Book Review: Principles by Ray Dalio
The book Principles by Ray Dalio has been quite hyped lately. Among others by Michael Trautmann & Christoph Magnussen and their guests in the podcast. So I had to take a look.
Unfortunately I have to admit that I can’t fully share the enthusiasm. It’s nicely written, but it kills you with almost 500 pages. And it offers relatively little added value.
In a nutshell: Ray Dalio founded an investment company 40 years ago and tried from the very beginning to abstract and automate his decisions. That is, by principles that he has established. These principles he then set up for his private life and for the management of the company as well. The book is in principle his Bible – his life’s work.
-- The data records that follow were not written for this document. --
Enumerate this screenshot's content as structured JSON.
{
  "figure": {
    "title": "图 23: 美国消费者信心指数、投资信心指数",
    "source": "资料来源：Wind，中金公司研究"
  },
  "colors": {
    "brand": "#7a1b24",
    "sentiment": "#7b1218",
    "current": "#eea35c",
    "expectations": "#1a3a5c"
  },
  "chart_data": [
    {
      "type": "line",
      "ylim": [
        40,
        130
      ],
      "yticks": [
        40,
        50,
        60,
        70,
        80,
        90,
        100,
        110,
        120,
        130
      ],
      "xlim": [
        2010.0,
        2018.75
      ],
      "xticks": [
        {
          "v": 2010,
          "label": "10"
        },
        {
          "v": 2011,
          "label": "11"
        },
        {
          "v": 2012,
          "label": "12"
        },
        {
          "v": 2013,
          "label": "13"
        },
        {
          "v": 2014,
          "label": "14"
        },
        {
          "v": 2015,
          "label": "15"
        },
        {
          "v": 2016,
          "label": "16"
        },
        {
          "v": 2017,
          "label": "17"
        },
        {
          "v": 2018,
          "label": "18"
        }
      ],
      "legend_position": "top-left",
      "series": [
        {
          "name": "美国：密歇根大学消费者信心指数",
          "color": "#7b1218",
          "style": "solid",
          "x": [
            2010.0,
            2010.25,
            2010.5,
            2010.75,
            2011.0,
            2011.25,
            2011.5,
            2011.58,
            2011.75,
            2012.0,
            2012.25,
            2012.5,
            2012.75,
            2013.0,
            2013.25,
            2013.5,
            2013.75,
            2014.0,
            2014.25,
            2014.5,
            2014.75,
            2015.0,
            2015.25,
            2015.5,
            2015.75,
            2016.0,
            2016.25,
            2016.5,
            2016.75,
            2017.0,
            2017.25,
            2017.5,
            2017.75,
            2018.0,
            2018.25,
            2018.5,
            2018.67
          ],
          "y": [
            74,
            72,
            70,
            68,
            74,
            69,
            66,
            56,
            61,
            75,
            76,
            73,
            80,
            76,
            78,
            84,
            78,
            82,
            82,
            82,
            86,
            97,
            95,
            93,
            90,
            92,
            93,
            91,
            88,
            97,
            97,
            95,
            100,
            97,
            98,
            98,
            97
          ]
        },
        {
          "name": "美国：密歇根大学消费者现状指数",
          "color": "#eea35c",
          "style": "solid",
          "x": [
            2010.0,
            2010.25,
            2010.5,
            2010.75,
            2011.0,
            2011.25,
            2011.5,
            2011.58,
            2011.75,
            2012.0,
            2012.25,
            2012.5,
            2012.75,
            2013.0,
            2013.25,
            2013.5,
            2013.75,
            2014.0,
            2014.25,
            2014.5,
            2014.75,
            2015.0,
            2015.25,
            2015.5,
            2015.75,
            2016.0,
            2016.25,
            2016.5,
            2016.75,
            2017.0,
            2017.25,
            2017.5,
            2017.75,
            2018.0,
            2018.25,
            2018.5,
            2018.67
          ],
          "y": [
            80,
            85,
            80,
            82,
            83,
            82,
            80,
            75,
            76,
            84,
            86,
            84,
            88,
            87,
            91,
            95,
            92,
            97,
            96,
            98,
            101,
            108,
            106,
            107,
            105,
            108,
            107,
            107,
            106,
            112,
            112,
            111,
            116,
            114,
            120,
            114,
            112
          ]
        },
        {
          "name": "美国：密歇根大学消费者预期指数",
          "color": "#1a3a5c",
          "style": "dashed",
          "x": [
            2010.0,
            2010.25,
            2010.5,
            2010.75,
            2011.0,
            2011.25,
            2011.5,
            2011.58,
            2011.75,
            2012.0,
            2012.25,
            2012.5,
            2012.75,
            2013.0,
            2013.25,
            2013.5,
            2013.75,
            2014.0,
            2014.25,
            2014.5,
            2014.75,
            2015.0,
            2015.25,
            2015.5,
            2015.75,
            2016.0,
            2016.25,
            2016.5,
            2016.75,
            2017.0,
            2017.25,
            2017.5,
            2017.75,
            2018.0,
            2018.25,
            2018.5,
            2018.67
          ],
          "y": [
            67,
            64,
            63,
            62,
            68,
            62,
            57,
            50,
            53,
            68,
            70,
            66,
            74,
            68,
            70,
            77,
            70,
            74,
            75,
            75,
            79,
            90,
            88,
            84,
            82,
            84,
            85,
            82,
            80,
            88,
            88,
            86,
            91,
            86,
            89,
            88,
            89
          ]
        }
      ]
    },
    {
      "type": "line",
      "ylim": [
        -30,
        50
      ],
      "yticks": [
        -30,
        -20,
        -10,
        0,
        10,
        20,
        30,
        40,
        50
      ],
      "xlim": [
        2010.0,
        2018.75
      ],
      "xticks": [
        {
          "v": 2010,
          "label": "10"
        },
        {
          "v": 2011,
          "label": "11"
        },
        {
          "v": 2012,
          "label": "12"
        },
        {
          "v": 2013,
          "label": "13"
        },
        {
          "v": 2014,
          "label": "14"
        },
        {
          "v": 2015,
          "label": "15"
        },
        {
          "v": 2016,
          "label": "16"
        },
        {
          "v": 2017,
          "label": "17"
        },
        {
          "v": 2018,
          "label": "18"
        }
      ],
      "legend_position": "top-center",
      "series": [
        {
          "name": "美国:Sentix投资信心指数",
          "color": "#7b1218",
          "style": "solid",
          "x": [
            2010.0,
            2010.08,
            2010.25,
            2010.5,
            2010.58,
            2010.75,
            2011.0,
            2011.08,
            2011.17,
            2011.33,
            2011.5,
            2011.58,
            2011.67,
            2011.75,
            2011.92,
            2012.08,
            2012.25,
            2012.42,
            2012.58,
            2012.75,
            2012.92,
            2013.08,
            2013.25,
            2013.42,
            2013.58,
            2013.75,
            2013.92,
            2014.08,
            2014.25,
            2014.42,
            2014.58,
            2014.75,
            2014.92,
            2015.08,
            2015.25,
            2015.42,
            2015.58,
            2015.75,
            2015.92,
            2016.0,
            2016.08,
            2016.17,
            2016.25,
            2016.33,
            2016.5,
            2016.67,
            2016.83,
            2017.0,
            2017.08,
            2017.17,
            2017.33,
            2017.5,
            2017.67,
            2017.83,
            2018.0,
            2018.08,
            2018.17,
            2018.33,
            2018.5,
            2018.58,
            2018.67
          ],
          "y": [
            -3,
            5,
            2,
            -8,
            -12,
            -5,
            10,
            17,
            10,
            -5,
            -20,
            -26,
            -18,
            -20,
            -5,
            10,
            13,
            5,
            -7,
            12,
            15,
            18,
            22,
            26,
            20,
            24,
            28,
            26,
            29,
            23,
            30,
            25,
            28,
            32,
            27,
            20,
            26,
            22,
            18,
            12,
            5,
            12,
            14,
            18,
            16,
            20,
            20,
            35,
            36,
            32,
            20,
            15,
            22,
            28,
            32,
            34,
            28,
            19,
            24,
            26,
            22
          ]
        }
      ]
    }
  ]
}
The aim of the book is that the reader does not copy Ray’s principles, but sets up his own principles (inspired by those of the author).
Who is anyway strongly self-reflecting in his daily work and already knows the “standards” like Deep Work / 7 Habits, for him such a book offers little new. In the end, the guides all help you to reflect a bit more on what is going on in the chaos around you and how to use your resources correctly in the end.
I liked the metaphor that you look at everything like a “machine”. You can work in the machine or design it. You have to do the latter on a regular basis to make sure that the desired results happen.
Anyone who is a founder or manager of a company and sees constantly repeating (pathological) patterns that they want to address – the book could offer some new inspiration and more concrete recommendations for action than other previous guides.